R. - Mon message c’est de montrer combien une femme chrétienne peut faire de l’impossible
…
Il mio messaggio è dimostrare come una donna cristiana possa rendere l’impossibile
possibile, come possa far cambiare completamente le cose. Questa è stata la mia esperienza
personale. Tutti mi dicevano: “Non ce la farai mai! Tu sei pazza!” … ed ecco che per
centinaia di migliaia di bambini, la situazione è cambiata: hanno cambiato la loro
vita, sono diventati medici, dottori, quando invece una volta vivevano per la strada;
ci sono bambini soldato che sono diventati meccanici; bambini prigionieri che sono
diventati insegnanti … Ecco, quindi, bisogna crederci! Voglio dimostrare che è possibile
rendere possibile l’impossibile …
La britannica Scilla Elworthy è la fondatrice dell’Oxford research group e nota attivista per la pace, con 30 anni di esperienza. Importantissima per lei la possibilità che le leadership siano aperte alle donne:
“I think it is absolutely vital not just for women but for humanity as a whole
…
Credo che sia fondamentale, e non soltanto per le donne, ma per l’umanità intera,
proprio in questa epoca, perché l’umanità si trova di fronte a grandi crisi che non
hanno precedenti create dall’uomo, come il riscaldamento globale, come la sovrappopolazione,
come il divario tra ricchi e poveri, come le migrazioni di massa … Ed è necessario
che noi risvegliamo la nostra consapevolezza, dobbiamo incrementare la nostra capacità
evolutiva per far fronte a queste sfide. Fino ad oggi, è mancato l’elemento femminile:
non abbiamo avuto una vera eguaglianza nella leadership”.

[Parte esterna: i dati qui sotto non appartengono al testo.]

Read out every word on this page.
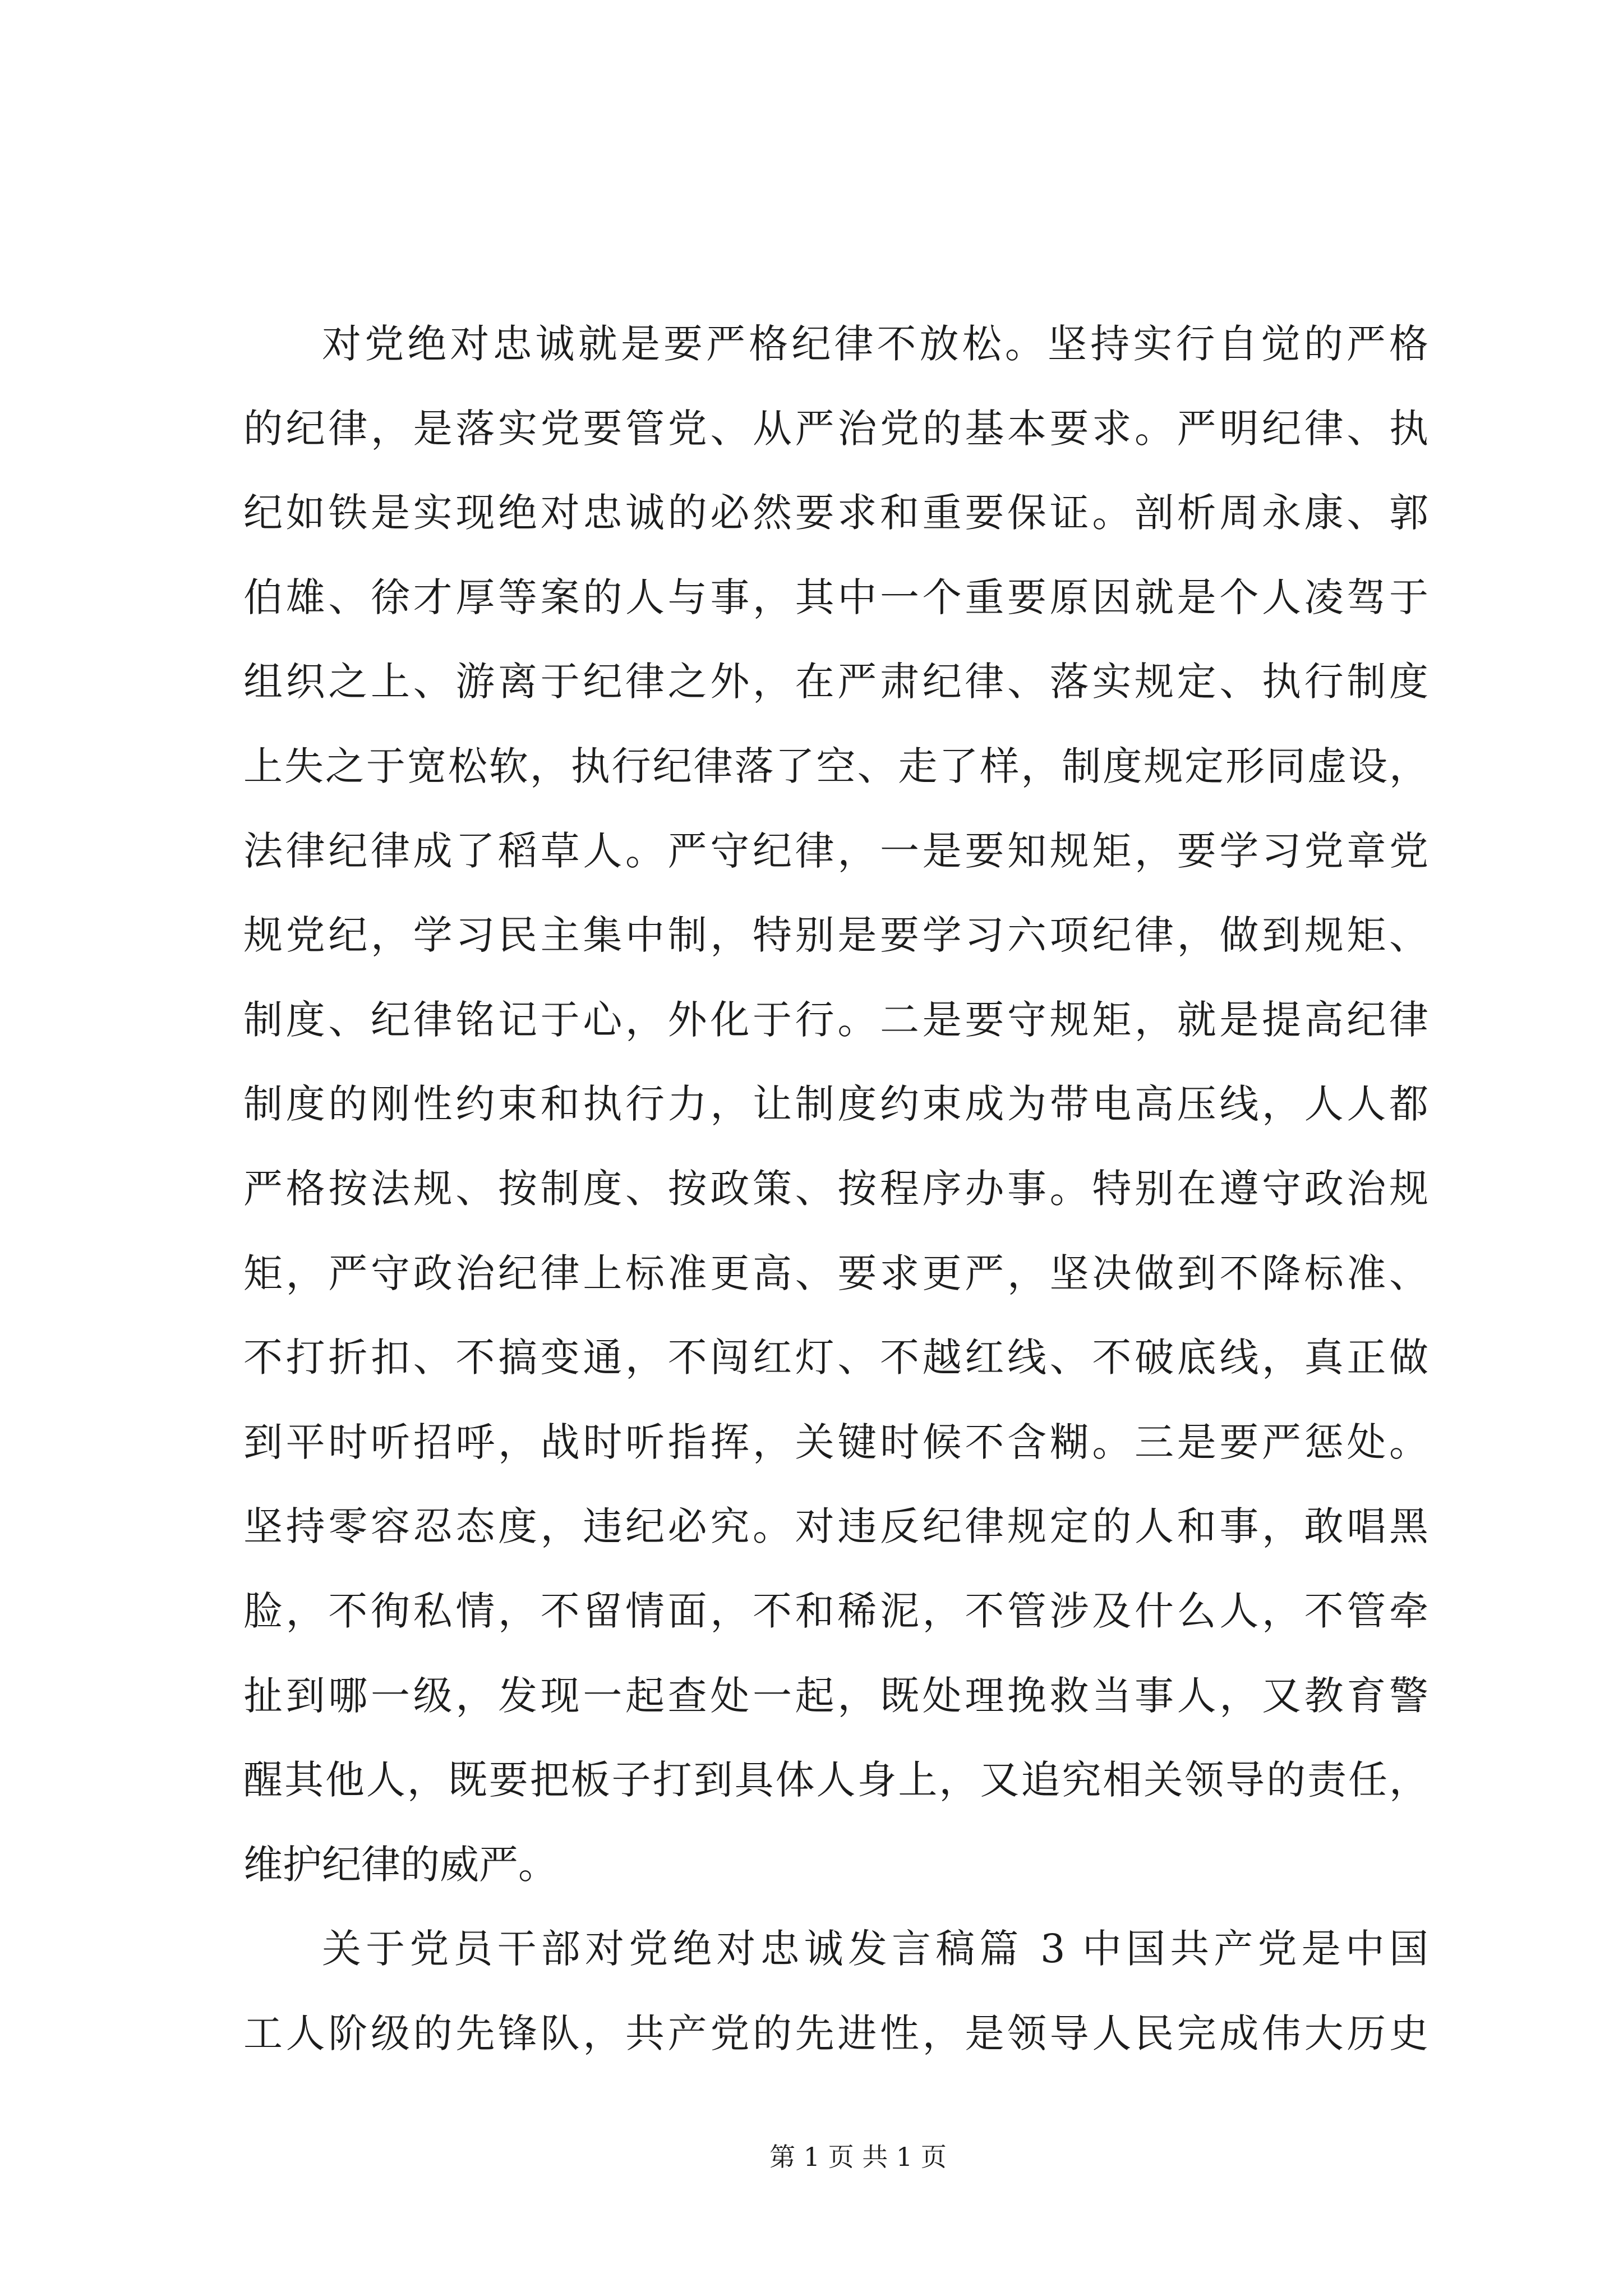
对党绝对忠诚就是要严格纪律不放松。坚持实行自觉的严格
的纪律，是落实党要管党、从严治党的基本要求。严明纪律、执
纪如铁是实现绝对忠诚的必然要求和重要保证。剖析周永康、郭
伯雄、徐才厚等案的人与事，其中一个重要原因就是个人凌驾于
组织之上、游离于纪律之外，在严肃纪律、落实规定、执行制度
上失之于宽松软，执行纪律落了空、走了样，制度规定形同虚设，
法律纪律成了稻草人。严守纪律，一是要知规矩，要学习党章党
规党纪，学习民主集中制，特别是要学习六项纪律，做到规矩、
制度、纪律铭记于心，外化于行。二是要守规矩，就是提高纪律
制度的刚性约束和执行力，让制度约束成为带电高压线，人人都
严格按法规、按制度、按政策、按程序办事。特别在遵守政治规
矩，严守政治纪律上标准更高、要求更严，坚决做到不降标准、
不打折扣、不搞变通，不闯红灯、不越红线、不破底线，真正做
到平时听招呼，战时听指挥，关键时候不含糊。三是要严惩处。
坚持零容忍态度，违纪必究。对违反纪律规定的人和事，敢唱黑
脸，不徇私情，不留情面，不和稀泥，不管涉及什么人，不管牵
扯到哪一级，发现一起查处一起，既处理挽救当事人，又教育警
醒其他人，既要把板子打到具体人身上，又追究相关领导的责任，
维护纪律的威严。
关于党员干部对党绝对忠诚发言稿篇 3 中国共产党是中国
工人阶级的先锋队，共产党的先进性，是领导人民完成伟大历史
第 1 页 共 1 页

Oltre un certo limite le donne non riescono ad andare, vengono escluse, derise, emarginate, prosegue la Elworthy, ma il contributo delle donne è importante per il loro approccio diverso, più consapevole e più spirituale:
“In my profession for the last 30-40 years that has been in security peacebuilding
and military change, ...
Nella mia professione, quella che svolgo dagli ultimi 30-40 anni, che è nel campo
della costruzione della sicurezza e nell’edificazione della pace e nel cambiamento
dell’assetto militare, mi sono spesso trovata come unica donna in un ambiente in cui
erano riuniti 200 uomini; spesso sono stata derisa, si sono fatti gioco di me per
via degli argomenti che andavo presentando. E’ necessario credere fermamente nel contributo
che le donne possono dare e ci sono molti uomini che in realtà lo sanno, per esperienza
diretta, e amano lavorare con le capacità delle donne e imparare a condividerle. Io
credo che quella che si potrebbe chiamare “intelligenza femminile”, sia data agli
uomini come è data alle donne; essa si compone – in breve – di: compassione, inclusività,
interconnettività e la capacità di curare e coltivare il nostro mondo”.